3 factors disproving a growing tech bubble

The first half of 2014 has been an intense period for start-ups, corporate financiers and sell businesses, as incredible sums of investments have poured into the tech market. With massive valuations of $19 billion for WhatsApp, $17 billion for Uber and a whole array of $100-million-plus acquisitions already notched this year, 2014 is likely to break a number of venture and acquisitions records. Markets, however, are always concerned by irregular activities and many analysts are already calling this explosion of liquidity a potentially major bubble. The tech industry is especially sensitive when it comes to a bubble, with many still harbouring memories of its devastating impact in the early 2000s. However, here are three reasons why we’re not really in a bubble scenario.

1. Much savvier investors

The hit-and-hope tech investors of the 1990s are not as prevalent in today’s much more mature digital space. Statistics, improved consumer relationships, stronger industry governance and greater involvement of traditional financiers are all aspects that ensure equity frenzies are not as random or uninformed as a decade previously. The market spike in acquisitions and financing is part of the greater interconnectivity between various segments. For example, WhatsApp’s valuation seems extreme, but with the maturing of mobile advertising, FinTech and various multimedia add-ons, the potential for returns is much greater than ever before.

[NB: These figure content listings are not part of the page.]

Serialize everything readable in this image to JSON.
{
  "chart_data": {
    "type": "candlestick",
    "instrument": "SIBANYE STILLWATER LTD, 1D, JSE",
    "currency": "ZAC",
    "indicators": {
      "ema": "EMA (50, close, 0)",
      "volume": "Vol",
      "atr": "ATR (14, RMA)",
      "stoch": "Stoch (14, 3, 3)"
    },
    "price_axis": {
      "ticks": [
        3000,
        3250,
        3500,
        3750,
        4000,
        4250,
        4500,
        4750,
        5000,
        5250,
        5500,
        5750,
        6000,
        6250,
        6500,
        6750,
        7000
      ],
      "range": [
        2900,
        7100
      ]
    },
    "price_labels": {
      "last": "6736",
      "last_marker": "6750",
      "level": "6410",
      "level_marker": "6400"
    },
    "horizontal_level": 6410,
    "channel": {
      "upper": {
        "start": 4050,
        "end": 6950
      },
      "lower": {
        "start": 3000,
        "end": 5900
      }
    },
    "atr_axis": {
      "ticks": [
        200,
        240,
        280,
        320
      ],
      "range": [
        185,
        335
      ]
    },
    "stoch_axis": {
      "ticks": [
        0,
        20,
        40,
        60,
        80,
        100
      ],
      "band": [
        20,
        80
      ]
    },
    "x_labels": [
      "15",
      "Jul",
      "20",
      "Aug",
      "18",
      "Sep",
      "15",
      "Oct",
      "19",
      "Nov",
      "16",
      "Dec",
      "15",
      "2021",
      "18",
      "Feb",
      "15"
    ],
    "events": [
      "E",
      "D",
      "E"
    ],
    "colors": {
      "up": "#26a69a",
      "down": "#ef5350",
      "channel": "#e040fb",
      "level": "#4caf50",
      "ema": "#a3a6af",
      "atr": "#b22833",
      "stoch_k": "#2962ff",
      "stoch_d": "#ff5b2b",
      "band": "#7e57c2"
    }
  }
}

2. IPO market much more cynical

The IPO market was a lottery during the turbulent years of the dotcom bubble, with businesses too eager to reach the public even at the risk of complete collapse. Today’s businesses are far more cautious, realising that investors have also become much more hardened and cynical when faced with apparent digital success. King Digital Entertainment served as a strong barometer of the marketplace, entering with hype surrounding its surging mobile gaming businesses but being met by unimpressed investors with an eye on the long-term potential. Stock value swings are also much more stable and less erratic. For example, in the early 2000s Amazon saw its stock price fall from $107 to just $7. Without a hardened business model, the IPO market is less likely to overvalue stock so significantly. Businesses unsure of their public reception today turn to a business transfer agent instead.

3. Digital ideas have practical market implementation

Today’s technologies and ideas have much more practical implementation, reaching a much better connected consumer market and more advanced businesses. Digitalisation is a part of everyday life, with fad trends usually naturally pushed out of the marketplace. While investors still measure potential that might not have reached monetisation (Twitter remains unprofitable still, for example), the number of consumers able to access digital products and service provides a much more stable footing for investments. Surging investment and acquisition activity is reflecting the global digital market, one that is not likely to pop anytime soon.